The Challenges
- Real-time data collection with high volume.
- Analysis of time series & historical data for use in Predictive Maintenance via Machine Learning.
- Volume of data started growing exponentially.
- Frequency of collecting & processing data from millions of IoT Devices.
- Offline data processing capability.
- Selecting and processing aggregated Data.
- Storing and retrieval of unstructured data with Traditional RDBMS databases.
- Scalability & Performance.
- Delivery of data is not guaranteed.
- Real time Reporting of historical data.
- Data model not scalable.
The Solution
We analyzed the customer domain and ongoing challenges and found that it's a typical Big Data use and we proposed them to use the following technology stacks. Also we modified the Data Model which fits for Cassandra Cluster Architecture.
Apache Nifi cluster with 5 nodes was created Apache Cassandra cluster with 10 nodes was created.

Apache Cassandra
- With elastic scalability, we are able to scale up Cassandra cluster with zero downtime as we need to scale up cluster with new nodes as data started growing.

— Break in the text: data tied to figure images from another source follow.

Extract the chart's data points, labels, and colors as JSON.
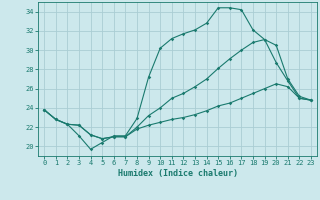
{
  "xlabel": "Humidex (Indice chaleur)",
  "background_color": "#cce8ec",
  "grid_color": "#aacdd4",
  "line_color": "#1a7a6e",
  "xlim": [
    -0.5,
    23.5
  ],
  "ylim": [
    19,
    35
  ],
  "yticks": [
    20,
    22,
    24,
    26,
    28,
    30,
    32,
    34
  ],
  "xticks": [
    0,
    1,
    2,
    3,
    4,
    5,
    6,
    7,
    8,
    9,
    10,
    11,
    12,
    13,
    14,
    15,
    16,
    17,
    18,
    19,
    20,
    21,
    22,
    23
  ],
  "line1_x": [
    0,
    1,
    2,
    3,
    4,
    5,
    6,
    7,
    8,
    9,
    10,
    11,
    12,
    13,
    14,
    15,
    16,
    17,
    18,
    19,
    20,
    21,
    22,
    23
  ],
  "line1_y": [
    23.8,
    22.8,
    22.3,
    21.1,
    19.7,
    20.4,
    21.1,
    21.1,
    22.9,
    27.2,
    30.2,
    31.2,
    31.7,
    32.1,
    32.8,
    34.4,
    34.4,
    34.2,
    32.1,
    31.1,
    28.7,
    26.8,
    25.0,
    24.8
  ],
  "line2_x": [
    0,
    1,
    2,
    3,
    4,
    5,
    6,
    7,
    8,
    9,
    10,
    11,
    12,
    13,
    14,
    15,
    16,
    17,
    18,
    19,
    20,
    21,
    22,
    23
  ],
  "line2_y": [
    23.8,
    22.8,
    22.3,
    22.2,
    21.2,
    20.8,
    21.0,
    21.0,
    22.0,
    23.2,
    24.0,
    25.0,
    25.5,
    26.2,
    27.0,
    28.1,
    29.1,
    30.0,
    30.8,
    31.1,
    30.5,
    27.0,
    25.2,
    24.8
  ],
  "line3_x": [
    0,
    1,
    2,
    3,
    4,
    5,
    6,
    7,
    8,
    9,
    10,
    11,
    12,
    13,
    14,
    15,
    16,
    17,
    18,
    19,
    20,
    21,
    22,
    23
  ],
  "line3_y": [
    23.8,
    22.8,
    22.3,
    22.2,
    21.2,
    20.8,
    21.0,
    21.0,
    21.8,
    22.2,
    22.5,
    22.8,
    23.0,
    23.3,
    23.7,
    24.2,
    24.5,
    25.0,
    25.5,
    26.0,
    26.5,
    26.2,
    25.0,
    24.8
  ],
  "tick_fontsize": 5.0,
  "xlabel_fontsize": 6.0,
  "marker_size": 1.8,
  "line_width": 0.8
}
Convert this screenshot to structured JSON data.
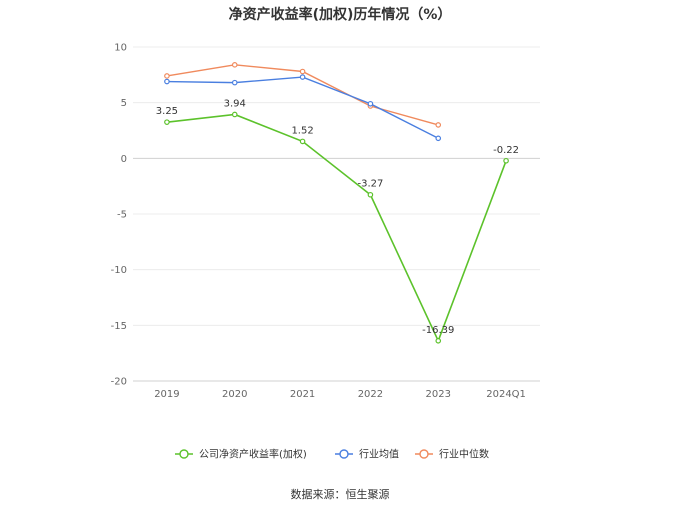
{
  "title": "净资产收益率(加权)历年情况（%）",
  "source": "数据来源：恒生聚源",
  "chart_data": {
    "type": "line",
    "categories": [
      "2019",
      "2020",
      "2021",
      "2022",
      "2023",
      "2024Q1"
    ],
    "ylim": [
      -20,
      10
    ],
    "yticks": [
      10,
      5,
      0,
      -5,
      -10,
      -15,
      -20
    ],
    "grid": true,
    "legend_position": "bottom",
    "series": [
      {
        "name": "公司净资产收益率(加权)",
        "color": "#5cc22b",
        "values": [
          3.25,
          3.94,
          1.52,
          -3.27,
          -16.39,
          -0.22
        ],
        "labels": [
          "3.25",
          "3.94",
          "1.52",
          "-3.27",
          "-16.39",
          "-0.22"
        ]
      },
      {
        "name": "行业均值",
        "color": "#4a7fe0",
        "values": [
          6.9,
          6.8,
          7.3,
          4.9,
          1.8,
          null
        ]
      },
      {
        "name": "行业中位数",
        "color": "#f08a5d",
        "values": [
          7.4,
          8.4,
          7.8,
          4.7,
          3.0,
          null
        ]
      }
    ]
  }
}
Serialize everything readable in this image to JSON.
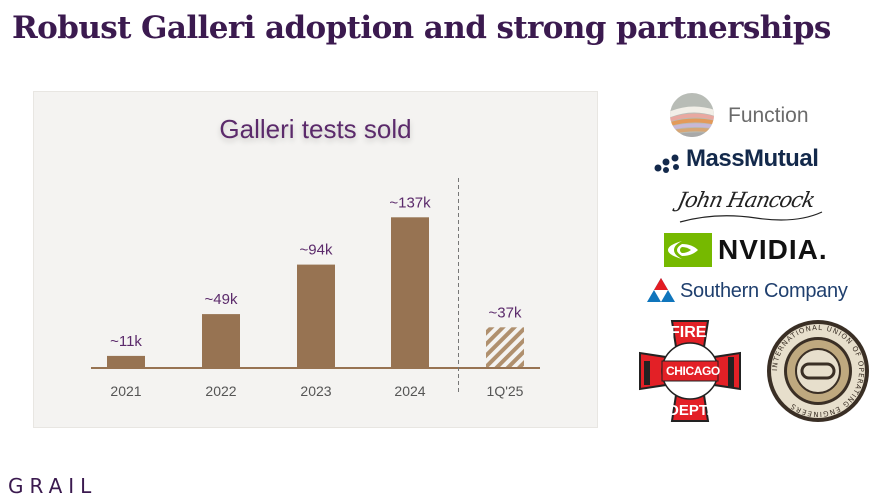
{
  "slide": {
    "title": "Robust Galleri adoption and strong partnerships",
    "footer_brand": "GRAIL"
  },
  "chart_data": {
    "type": "bar",
    "title": "Galleri tests sold",
    "categories": [
      "2021",
      "2022",
      "2023",
      "2024",
      "1Q'25"
    ],
    "values": [
      11,
      49,
      94,
      137,
      37
    ],
    "value_labels": [
      "~11k",
      "~49k",
      "~94k",
      "~137k",
      "~37k"
    ],
    "unit": "k",
    "ylim": [
      0,
      150
    ],
    "grid": false,
    "legend": "none",
    "divider_before": "1Q'25",
    "hatched_categories": [
      "1Q'25"
    ],
    "colors": {
      "bar": "#977352",
      "hatch": "#b0906e",
      "label": "#5b2a6b",
      "axis": "#977352"
    }
  },
  "partners": {
    "function": "Function",
    "massmutual": "MassMutual",
    "john_hancock": "John Hancock",
    "nvidia": "NVIDIA.",
    "southern_company": "Southern Company",
    "chicago_fire": {
      "top": "FIRE",
      "middle": "CHICAGO",
      "bottom": "DEPT."
    },
    "iuoe_seal": "INTERNATIONAL UNION OF OPERATING ENGINEERS"
  },
  "colors": {
    "title": "#3b1a4f",
    "nvidia_green": "#76b900",
    "massmutual_navy": "#13294b",
    "southern_red": "#e31c23",
    "southern_blue": "#0f75bc",
    "fire_red": "#e32026"
  }
}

- Inbuilt Fault tolerance and High Availability.
- Cassandra handles data replication on its own which minimizes administrative tasks.
- With Apache Cassandra as we are storing data on a query basis or page basis, no join query needed. Only partition key required to get the desired data.
- We are able to store both structure and unstructured data.
Apache Nifi
- With Nifi, we are able to get guaranteed delivery of process data by restarting the process again where it stopped due to errors.
- Due to Low Latency with high throughput, we are able to get real-time response
- With web-based interface user can track the data transformation process by processors and also easily debug the issues.
- Parallel data processing with high throughput possible due to multi-node cluster architecture.
- This allowed us to increase the frequency of data collection and processing from millions of devices happening twice a day to every hour.
- Nifi Data aggregation - Nifi split processor and Merge Content allows us to combine number of flow files to single flow file to get aggregated data.
Apache Kafka
Apache Kafka to receive and process data streams from various sources.
Architecture Diagram

The Result
- Able to collect real-time data from millions of devices with high frequency.
- Now the database is handling high volumes of data with faster read and writes. We have approximately ~40 GB of data being getting generated in one day and data retention period supported for two weeks.
- Able to perform distributed data processing.
- High data availability with zero fault tolerance.
- Due to cluster database and inbuilt replication functionality, no administrative work needed for data replication.
- Horizontal Scaling of hardware is possible without shutdown of application as well as database Handle millions of concurrent data requests without any performance impact.